Özge Göktürk: Eğer bir kişi üniversiteye gelene kadar bir enstrüman çalmayı öğrenmemişse, üniversitede enstrüman çalmaya başlayabilir.


Üniversiteye yeni başlayanlar veya halihazırda okuyanlar için rehber olacağını düşündüğüm röportaj serisinin bu haftaki röportajını Bilkent Üniversitesi Elektrik Elektronik Bölümü 2015 mezunu Özge Göktürk ile yaptım. Özge bu hafta Tampere Üniversitesi'nde enerji alanında yüksek lisans yapmak için Finlandiya'ya gidiyor. 


Özge'yi üniversitedeki ilk yılımda tanıdım ve  iyi ki tanımışım dediğim, üniversitedeki en yakın arkadaşlarımdan oldu. Neredeyse üniversitedeki 5 yılın tamamını birlikte geçirdik ve en güzel anılarımın çoğunda o var. Daha nicesini ekleyeceğimizi de biliyorum.




RÖPORTAJ:


Şeyda: Seni sürekli mutlu eden basit bir alışkanlığın var mı?
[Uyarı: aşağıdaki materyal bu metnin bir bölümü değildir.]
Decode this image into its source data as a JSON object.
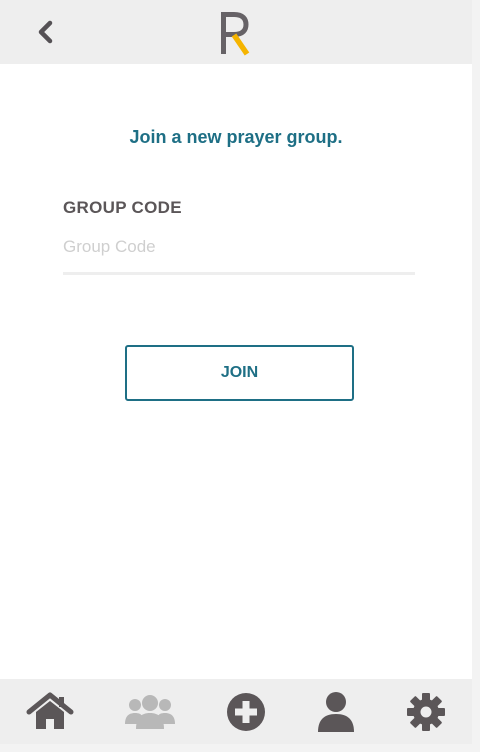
{
  "app": {
    "brand_color": "#1e6f85",
    "accent_color": "#f5b400",
    "icon_color": "#5b5658",
    "inactive_icon_color": "#b8b8b8"
  },
  "header": {
    "back_icon": "chevron-left-icon",
    "logo_letter": "R"
  },
  "main": {
    "title": "Join a new prayer group.",
    "field_label": "GROUP CODE",
    "group_code_placeholder": "Group Code",
    "group_code_value": "",
    "join_button_label": "JOIN"
  },
  "tabbar": {
    "tabs": [
      {
        "icon": "home-icon",
        "active": false
      },
      {
        "icon": "groups-icon",
        "active": true
      },
      {
        "icon": "add-circle-icon",
        "active": false
      },
      {
        "icon": "user-icon",
        "active": false
      },
      {
        "icon": "gear-icon",
        "active": false
      }
    ]
  }
}
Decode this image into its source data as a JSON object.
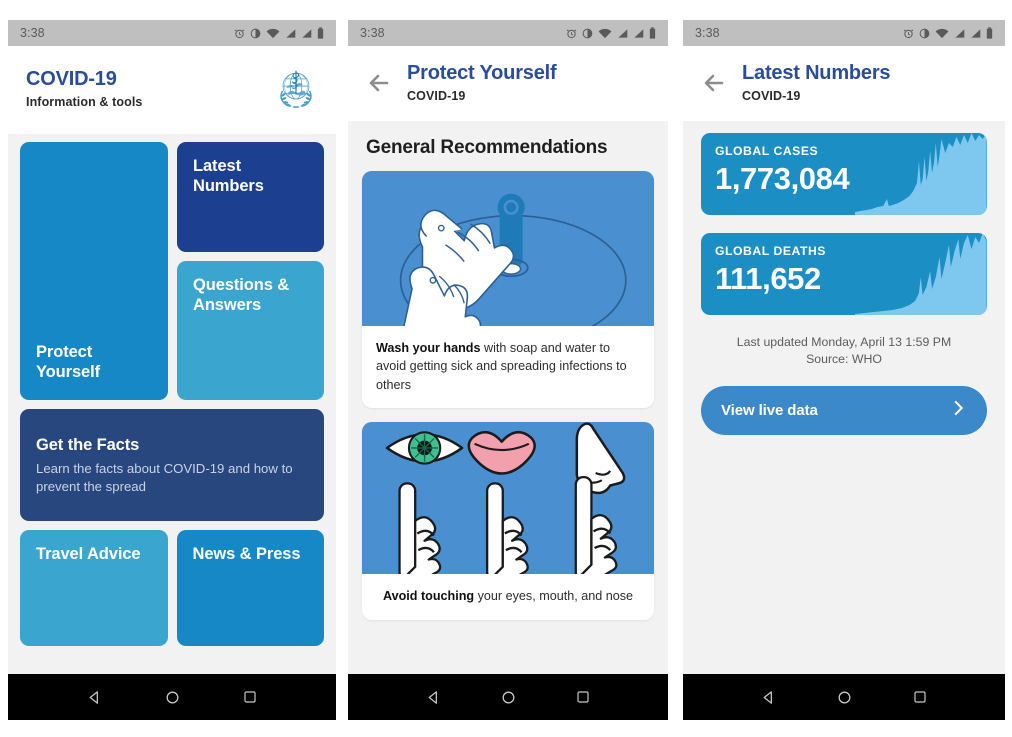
{
  "colors": {
    "brand_blue": "#2a4c9b",
    "tile_blue": "#1688c6",
    "tile_dark_navy": "#1d3f8f",
    "tile_light_blue": "#3aa6d0",
    "tile_facts_navy": "#28477f",
    "stat_card": "#1b8ec4",
    "spark_fill": "#7ec8ef",
    "illustration_bg": "#4a8fd0",
    "live_button": "#3b89c9",
    "page_bg": "#f2f2f2",
    "status_bar": "#bfbfbf"
  },
  "status_bar": {
    "time": "3:38",
    "icons": [
      "alarm-icon",
      "do-not-disturb-icon",
      "wifi-icon",
      "signal-icon",
      "signal-icon",
      "battery-icon"
    ]
  },
  "nav_bar": {
    "items": [
      "back-triangle-icon",
      "home-circle-icon",
      "recents-square-icon"
    ]
  },
  "phone1": {
    "header": {
      "title": "COVID-19",
      "subtitle": "Information & tools",
      "logo": "who-logo-icon"
    },
    "tiles": [
      {
        "label": "Protect Yourself",
        "color": "#1688c6",
        "name": "tile-protect-yourself"
      },
      {
        "label": "Latest Numbers",
        "color": "#1d3f8f",
        "name": "tile-latest-numbers"
      },
      {
        "label": "Questions & Answers",
        "color": "#3aa6d0",
        "name": "tile-questions-answers"
      },
      {
        "label": "Get the Facts",
        "sub": "Learn the facts about COVID-19 and how to prevent the spread",
        "color": "#28477f",
        "name": "tile-get-the-facts"
      },
      {
        "label": "Travel Advice",
        "color": "#3aa6d0",
        "name": "tile-travel-advice"
      },
      {
        "label": "News & Press",
        "color": "#1688c6",
        "name": "tile-news-press"
      }
    ]
  },
  "phone2": {
    "header": {
      "title": "Protect Yourself",
      "subtitle": "COVID-19",
      "back": "back-arrow-icon"
    },
    "section_title": "General Recommendations",
    "recommendations": [
      {
        "illustration": "washing-hands-illustration",
        "caption_bold": "Wash your hands",
        "caption_rest": " with soap and water to avoid getting sick and spreading infections to others"
      },
      {
        "illustration": "eyes-mouth-nose-illustration",
        "caption_bold": "Avoid touching",
        "caption_rest": " your eyes, mouth, and nose"
      }
    ]
  },
  "phone3": {
    "header": {
      "title": "Latest Numbers",
      "subtitle": "COVID-19",
      "back": "back-arrow-icon"
    },
    "stats": [
      {
        "label": "GLOBAL CASES",
        "value": "1,773,084",
        "name": "stat-global-cases"
      },
      {
        "label": "GLOBAL DEATHS",
        "value": "111,652",
        "name": "stat-global-deaths"
      }
    ],
    "updated": "Last updated Monday, April 13 1:59 PM",
    "source": "Source: WHO",
    "live_button": {
      "label": "View live data",
      "chevron": "chevron-right-icon"
    }
  }
}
Özge Göktürk:  Kitap okumak. Okumadığım gün olmaz ve okumadığım günler rahatsız oluyorum. Beni rahatlatıyor kitap okumak.



Şeyda: Seni gün içinde huzursuz hissettiren bir alışkanlığın var mı?

Özge Göktürk: Birlikte olmak istemeyip, zorunlu olarak vakit geçirdiğim insanlar modumu düşürür. Bu beni rahatsız eden bir durum. Onlarla vakit geçirmeye mecbur kaldığımda tüm günüm negatif geçiyor.





Şeyda: Modun düşük olduğunda, kendini mutsuz hissettiğinizde genelde neler yaparsın? Bir B planın var mıdır böyle durumlarda?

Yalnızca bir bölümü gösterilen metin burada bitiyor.